"This is compensated greatly by the fact that Beijing is more worried than ever about the domestic human rights movement, about the fact that its citizenry is increasingly framing their demands through legal rights and human rights language," said Nicholas Bequelin, a Hong Kong-based senior Asia researcher for Human Rights Watch.
"The Party sees the stakes as getting higher and higher, and therefore we are seeing an increase in unlawful tactics and means of suppression of dissent."
Chen and his family say they have borne the brunt of such tactics, and relatives left behind continue to face official retribution after the activist's escape.
His oldest brother, Chen Guangfu, hasn't seen his son for half a year. Authorities arrested the younger Chen for attempted murder in late April and told his family that no one except police officers was allowed to see him during the investigation.
The Chens have maintained that the activist's nephew injured a few officials with a kitchen knife in self-defense, when they broke into his house in the middle of the night and attacked his family after his uncle ran away.

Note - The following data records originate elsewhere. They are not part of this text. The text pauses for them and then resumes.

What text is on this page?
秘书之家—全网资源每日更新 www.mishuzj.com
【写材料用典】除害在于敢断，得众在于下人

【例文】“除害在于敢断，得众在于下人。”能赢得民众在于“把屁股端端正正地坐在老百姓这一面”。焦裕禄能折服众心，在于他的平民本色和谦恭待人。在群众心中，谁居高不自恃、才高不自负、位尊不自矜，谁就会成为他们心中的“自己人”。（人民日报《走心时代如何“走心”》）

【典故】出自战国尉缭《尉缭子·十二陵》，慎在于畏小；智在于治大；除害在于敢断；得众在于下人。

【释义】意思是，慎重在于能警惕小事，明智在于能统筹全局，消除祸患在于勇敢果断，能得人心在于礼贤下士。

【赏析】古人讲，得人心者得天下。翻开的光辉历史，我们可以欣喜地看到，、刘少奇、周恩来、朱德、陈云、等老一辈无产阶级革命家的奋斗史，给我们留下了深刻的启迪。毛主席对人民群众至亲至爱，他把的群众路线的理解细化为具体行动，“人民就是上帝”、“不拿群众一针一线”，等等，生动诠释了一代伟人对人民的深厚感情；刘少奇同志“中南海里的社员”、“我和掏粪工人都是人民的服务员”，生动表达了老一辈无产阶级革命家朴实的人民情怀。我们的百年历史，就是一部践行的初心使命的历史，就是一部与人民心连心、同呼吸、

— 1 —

An official with the local police department, who declined to give his name, told CNN that the younger Chen's case is now "in the judicial process" and would not comment further. Repeated phone calls to the local prosecutor's office went unanswered.
"My family is ruined, but I don't regret helping Guangcheng -- and we have done nothing illegal," Chen Guangfu said. "He helped those in need with his knowledge and skill -- and at least we can answer to our conscience."
With Vice President Xi Jinping expected to be appointed the new Communist Party chief Thursday, Pearl says she feels more optimistic about the country's future direction while Hu emphasizes he has lost all hope on the current regime. Chen, citing Chinese history, views the leadership change as almost irrelevant when it comes to the inevitable fall of tyranny and move toward a constitutional democracy.
While activists seem divided on whether a new generation of leaders will improve China's human rights record, Chen Guangcheng's elderly mother says she has a more basic worry: Will her youngest son ever be allowed back home to live freely and safely?